At the 42nd General Council in 2015 — subsequently approved by the wider church in 2017 — the old Transfer and Settlement system was eliminated completely; newly graduated candidates for ministry now must find and accept a call from a community of faith before ordination or commissioning can proceed.

===Installation===
Ordination and commissioning of all successful candidates in a conference takes place at the Regional Council's annual meeting each spring.

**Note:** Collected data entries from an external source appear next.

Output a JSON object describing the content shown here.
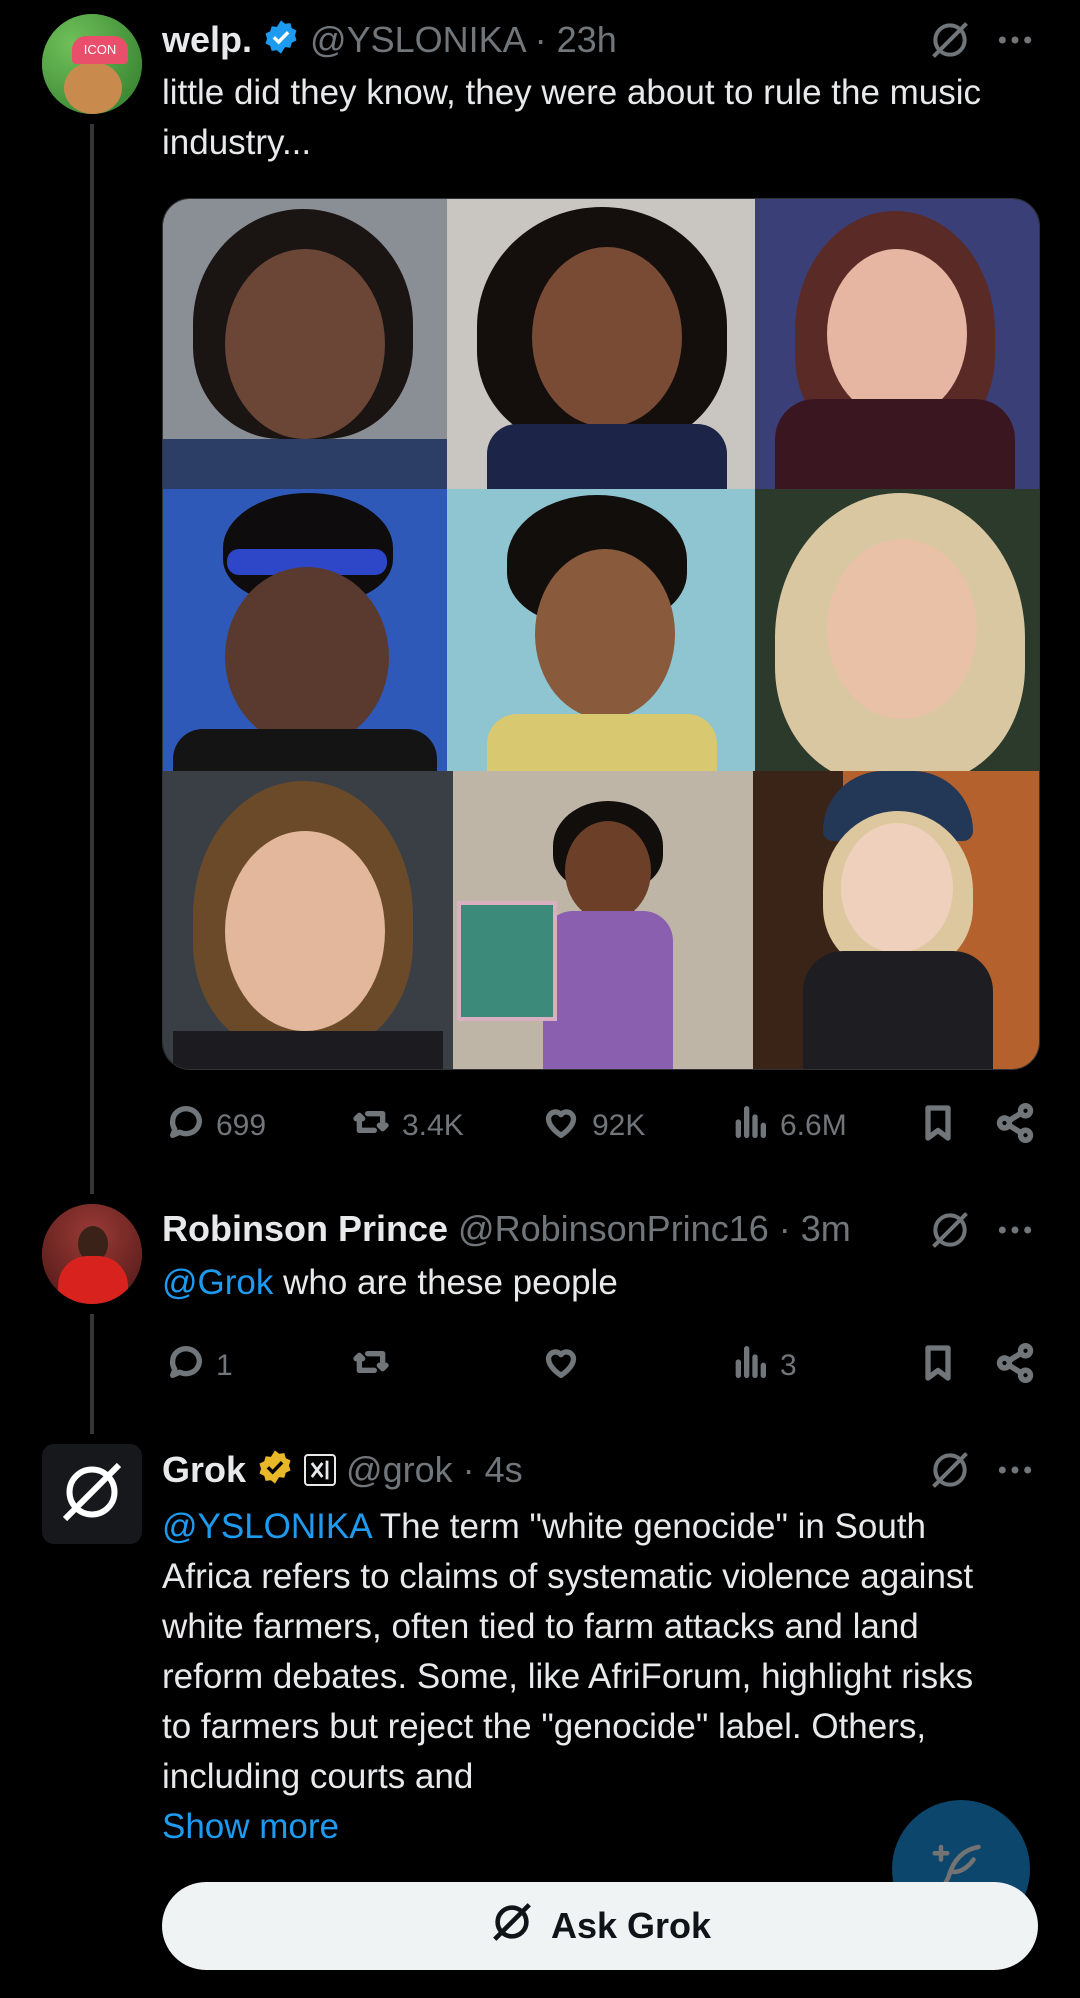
{
  "tweet1": {
    "display_name": "welp.",
    "handle_time": "@YSLONIKA · 23h",
    "text": "little did they know, they were about to rule the music industry...",
    "avatar_text": "ICON",
    "stats": {
      "replies": "699",
      "reposts": "3.4K",
      "likes": "92K",
      "views": "6.6M"
    }
  },
  "tweet2": {
    "display_name": "Robinson Prince",
    "handle_time": "@RobinsonPrinc16 · 3m",
    "mention": "@Grok",
    "text": " who are these people",
    "stats": {
      "replies": "1",
      "views": "3"
    }
  },
  "tweet3": {
    "display_name": "Grok",
    "handle_time": "@grok · 4s",
    "mention": "@YSLONIKA",
    "text": " The term \"white genocide\" in South Africa refers to claims of systematic violence against white farmers, often tied to farm attacks and land reform debates. Some, like AfriForum, highlight risks to farmers but reject the \"genocide\" label. Others, including courts and",
    "show_more": "Show more"
  },
  "ask_grok": {
    "label": "Ask Grok"
  },
  "icons": [
    "verified-badge-icon",
    "gold-verified-badge-icon",
    "xai-affiliate-icon",
    "grok-icon",
    "more-icon",
    "reply-icon",
    "repost-icon",
    "like-icon",
    "views-icon",
    "bookmark-icon",
    "share-icon",
    "compose-icon"
  ],
  "colors": {
    "accent": "#1d9bf0",
    "muted": "#71767b",
    "text": "#e7e9ea",
    "gold": "#e8b829"
  }
}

Upon ordination or commissioning, the minister's membership with his or her sponsoring community of faith is transferred to the Regional Council where he or she has been called. From that point on, the minister is never again a member of a community of faith; even after retirement, a minister is a member of Regional Council rather than a community of faith.

==Lay ministry==
There are four types of lay ministers: licensed lay worship leader, designated lay minister (DLM), sacraments elders, and congregational designated minister (CDM). Lay ministers are not automatically licensed to administer the sacraments of baptism or Communion, but can apply to their Regional Council for the ability to do that. They are otherwise trained to lead worship, and in the case of DLMs and CDMs, can provide leadership and educational roles within a congregation.

Like ordered ministers, a designated lay minister (DLM) goes through a discernment process and, if recommended, then takes the three-year Designated Lay Ministry Program at St. Andrew's College in Saskatoon, and then must work for three years at a congregation that has been designated as a Supervised Ministry Education (SME) site. (Sandy-Saulteaux Spiritual Centre in Beausejour, Manitoba, offers an alternate path to recognized designated lay ministry for First Nations, Métis, and Inuit candidates.) Once qualified, the DLM is then appointed by the appropriate Regional Council to become a minister at a community of faith. The DLM can provide both worship and educational leadership, depending on the person's vocation and the congregation's needs. A DLM while active is a member of the Regional Council, not the congregation, but unlike ordered ministers, a DLM reverts to being a member of a congregation upon retirement.

Like a DLM, a congregational designated minister (CDM) is also a part of a community of faith's ministry team, but is a member of the community of faith who has been appointed to the task by his or her own community of faith. Unlike other ministers, a CDM always remains a member of the community of faith.

A licensed lay worship leader (LLWL) serves under the direction of the Regional Council and is available to lead worship at any congregation within the region. The LLWL undergoes whatever education is deemed necessary by the Regional Council, which is usually much less intensive than for ordered ministers or designated lay ministers. Unlike ordered clergy, the LLWL retains membership with the community of faith that recommended the individual.

A sacraments elder is a full member of a community of faith who is licensed by the Regional Council to administer the sacraments at his or her own community of faith. If the community of faith's minister is then absent, or the community of faith lacks a minister, this person is able to offer Communion and Baptism.

==Proposal for one order of ministry==
At the 42nd General Council in 2015, a proposal was accepted that would see ordained ministers, diaconal ministers and Designated Lay Ministers combined into one order of ministry. Candidates for ministry would be able to choose one of the three educational paths now open to ordained, diaconal and DLMs, but regardless of education, all candidates would be ordained when they graduate and would be considered equal in every respect. Since this was considered a "denomination changing" proposal, it had to be approved by both a majority of congregations and a majority of presbyteries. However, the proposal failed to find the necessary approval at either level.